Scott would say later it was one of the greatest individual plays he ever made, one that tied a bow on an otherworldly performance. No other Tar Heel scored even 10 points that night, so Scott’s 40 more than quadrupled any other North Carolina player.
Duke assistant coach Chuck Noe told The Charlotte News that night: “Charlie was like a conductor. He punched our ticket and sent us straight home … We had the rest of North Carolina’s team beaten, everybody except Scott. But he wouldn’t let it end… Everybody in the game was tired except Scott. He looked like Superman out there.”
‘It was a biased vote’
Scott was the ACC tournament’s Most Valuable Player in 1969, as well as the best player on a team that won both the regular-season and tournament championships, and made the Final Four. He also was a second-team All-American – the only ACC player that year to win significant All-American recognition of any type.
Roche was none of those things – although he did average 24 points per game for the Gamecocks. But when the media voting results came out for “ACC Player of the Year” three days after the tournament, Scott received 39 first-place votes.
Roche got 56.
“That hurt me, to be honest with you,” Scott said. “It was a biased vote.”

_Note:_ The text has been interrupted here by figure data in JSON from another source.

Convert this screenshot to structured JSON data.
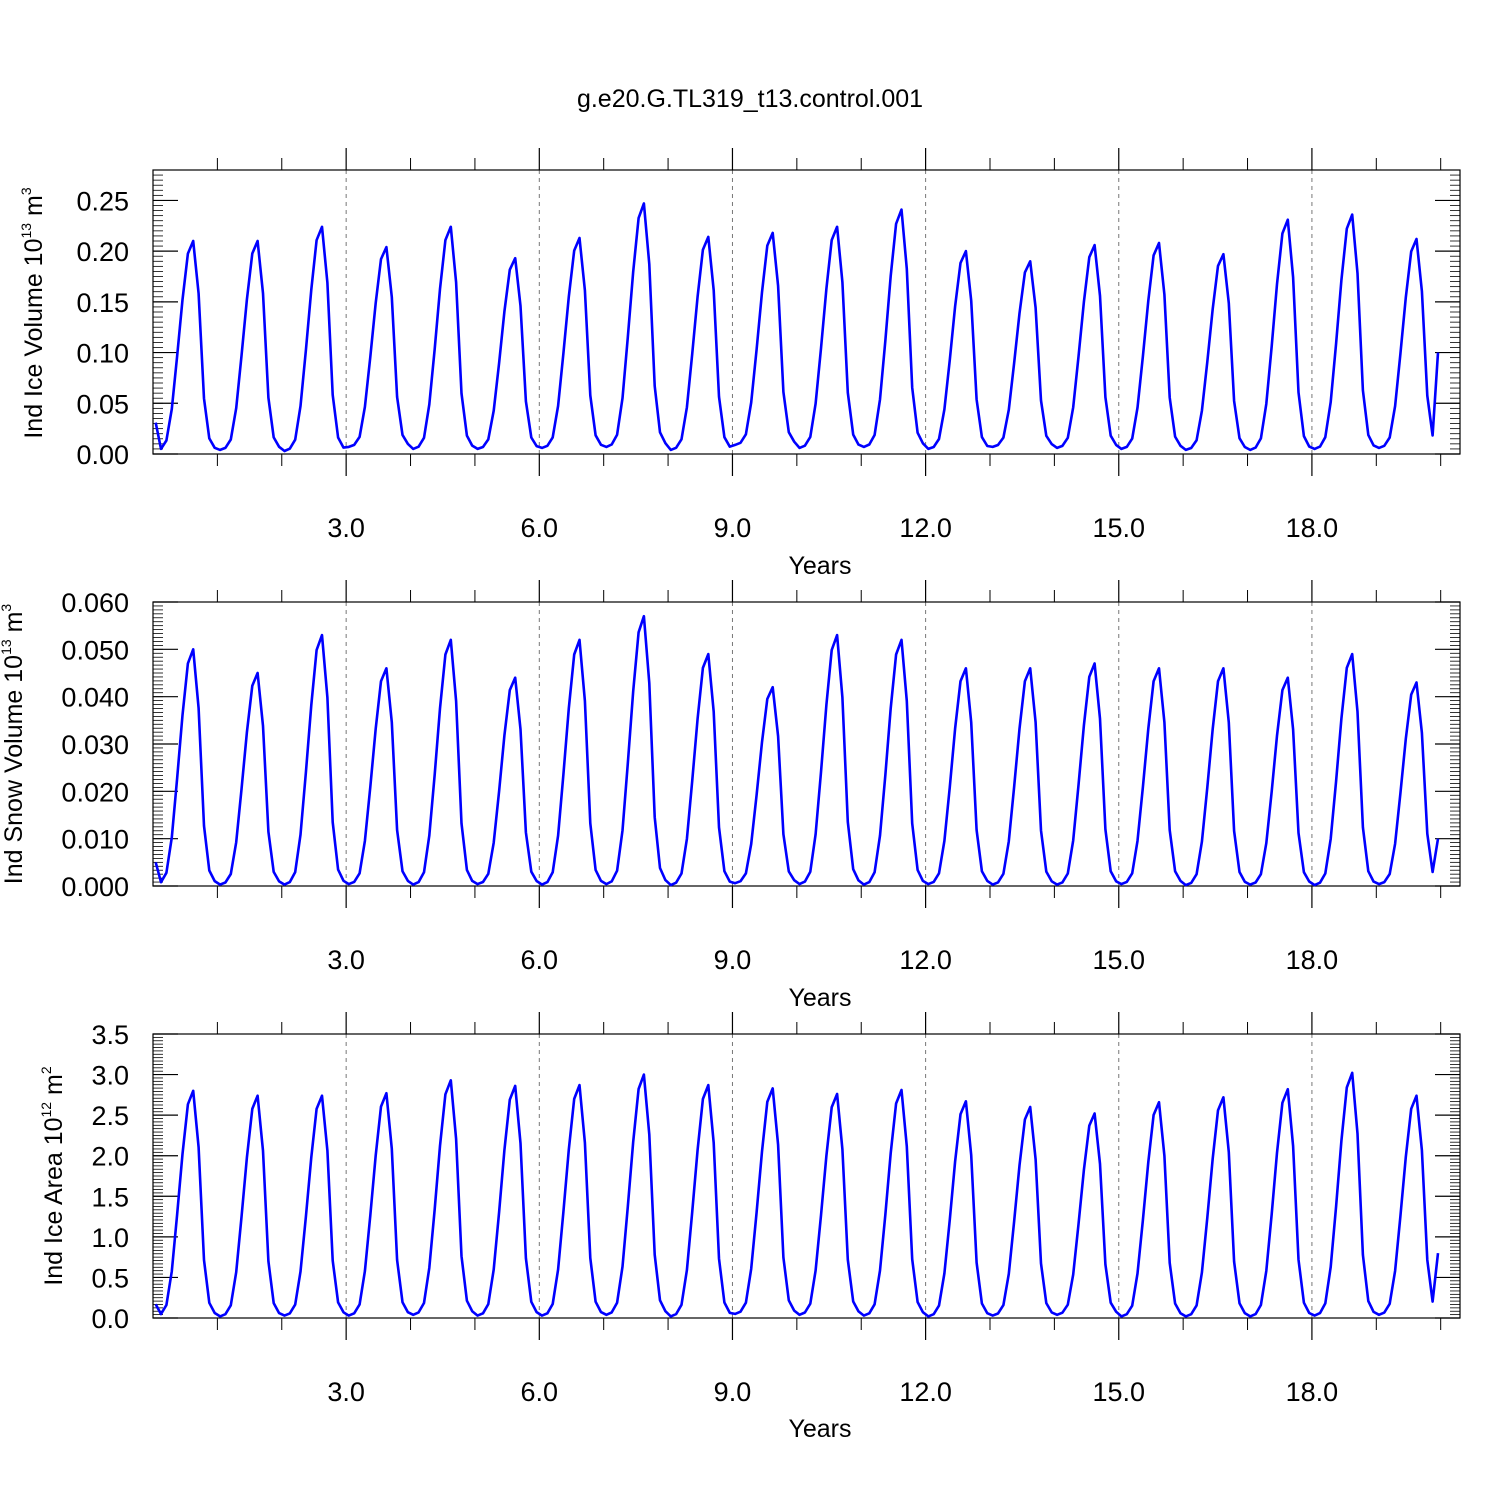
{
  "title": "g.e20.G.TL319_t13.control.001",
  "colors": {
    "series": "#0000ff",
    "axes": "#000000",
    "grid": "#777777"
  },
  "chart_data": [
    {
      "type": "line",
      "ylabel": {
        "main": "Ind Ice Volume 10",
        "sup": "13",
        "unit": " m",
        "unit_sup": "3"
      },
      "xlabel": "Years",
      "xlim": [
        0,
        20.3
      ],
      "ylim": [
        0,
        0.28
      ],
      "yticks": [
        0.0,
        0.05,
        0.1,
        0.15,
        0.2,
        0.25
      ],
      "ytick_labels": [
        "0.00",
        "0.05",
        "0.10",
        "0.15",
        "0.20",
        "0.25"
      ],
      "xticks": [
        3,
        6,
        9,
        12,
        15,
        18
      ],
      "xtick_labels": [
        "3.0",
        "6.0",
        "9.0",
        "12.0",
        "15.0",
        "18.0"
      ],
      "vgrid": [
        3,
        6,
        9,
        12,
        15,
        18
      ],
      "series_mins": [
        0.003,
        0.004,
        0.003,
        0.007,
        0.005,
        0.005,
        0.006,
        0.007,
        0.004,
        0.009,
        0.006,
        0.007,
        0.005,
        0.007,
        0.006,
        0.005,
        0.004,
        0.004,
        0.005,
        0.006
      ],
      "series_peaks": [
        0.21,
        0.21,
        0.224,
        0.204,
        0.224,
        0.193,
        0.213,
        0.247,
        0.214,
        0.218,
        0.224,
        0.241,
        0.2,
        0.19,
        0.206,
        0.208,
        0.197,
        0.231,
        0.236,
        0.212
      ],
      "end_value": 0.1,
      "start_value": 0.031
    },
    {
      "type": "line",
      "ylabel": {
        "main": "Ind Snow Volume 10",
        "sup": "13",
        "unit": " m",
        "unit_sup": "3"
      },
      "xlabel": "Years",
      "xlim": [
        0,
        20.3
      ],
      "ylim": [
        0,
        0.06
      ],
      "yticks": [
        0.0,
        0.01,
        0.02,
        0.03,
        0.04,
        0.05,
        0.06
      ],
      "ytick_labels": [
        "0.000",
        "0.010",
        "0.020",
        "0.030",
        "0.040",
        "0.050",
        "0.060"
      ],
      "xticks": [
        3,
        6,
        9,
        12,
        15,
        18
      ],
      "xtick_labels": [
        "3.0",
        "6.0",
        "9.0",
        "12.0",
        "15.0",
        "18.0"
      ],
      "vgrid": [
        3,
        6,
        9,
        12,
        15,
        18
      ],
      "series_mins": [
        0.0003,
        0.0003,
        0.0003,
        0.0004,
        0.0003,
        0.0004,
        0.0003,
        0.0004,
        0.0002,
        0.0006,
        0.0004,
        0.0003,
        0.0004,
        0.0003,
        0.0003,
        0.0004,
        0.0002,
        0.0003,
        0.0002,
        0.0004
      ],
      "series_peaks": [
        0.05,
        0.045,
        0.053,
        0.046,
        0.052,
        0.044,
        0.052,
        0.057,
        0.049,
        0.042,
        0.053,
        0.052,
        0.046,
        0.046,
        0.047,
        0.046,
        0.046,
        0.044,
        0.049,
        0.043
      ],
      "end_value": 0.01,
      "start_value": 0.005
    },
    {
      "type": "line",
      "ylabel": {
        "main": "Ind Ice Area 10",
        "sup": "12",
        "unit": " m",
        "unit_sup": "2"
      },
      "xlabel": "Years",
      "xlim": [
        0,
        20.3
      ],
      "ylim": [
        0,
        3.5
      ],
      "yticks": [
        0.0,
        0.5,
        1.0,
        1.5,
        2.0,
        2.5,
        3.0,
        3.5
      ],
      "ytick_labels": [
        "0.0",
        "0.5",
        "1.0",
        "1.5",
        "2.0",
        "2.5",
        "3.0",
        "3.5"
      ],
      "xticks": [
        3,
        6,
        9,
        12,
        15,
        18
      ],
      "xtick_labels": [
        "3.0",
        "6.0",
        "9.0",
        "12.0",
        "15.0",
        "18.0"
      ],
      "vgrid": [
        3,
        6,
        9,
        12,
        15,
        18
      ],
      "series_mins": [
        0.02,
        0.02,
        0.03,
        0.03,
        0.04,
        0.03,
        0.03,
        0.04,
        0.02,
        0.05,
        0.04,
        0.03,
        0.02,
        0.03,
        0.04,
        0.02,
        0.02,
        0.02,
        0.03,
        0.04
      ],
      "series_peaks": [
        2.8,
        2.74,
        2.74,
        2.77,
        2.93,
        2.86,
        2.87,
        3.0,
        2.87,
        2.83,
        2.76,
        2.81,
        2.67,
        2.6,
        2.52,
        2.66,
        2.72,
        2.82,
        3.02,
        2.74
      ],
      "end_value": 0.8,
      "start_value": 0.17
    }
  ]
}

In fact, Scott briefly thought about sitting out the NCAA tournament in protest. Instead, he played – and eventually hit the game-winning shot in an 87-85 victory over Davidson a week later, sending the Tar Heels to the Final Four for the third straight season.
Now 70, Scott lives in the Atlanta area. In 2018, in what he would call “an honor I’ve always dreamed of,” he was inducted into the Naismith Basketball Hall of Fame.
For his induction speech, Scott wore a button on his lapel with the letters “DES” in honor of his old coach, Dean E. Smith, who died in 2015.
And Scott closed his speech with this line: “I’m very proud to be standing up here as a black man who took a path that wasn’t easy – but was the right path to take.”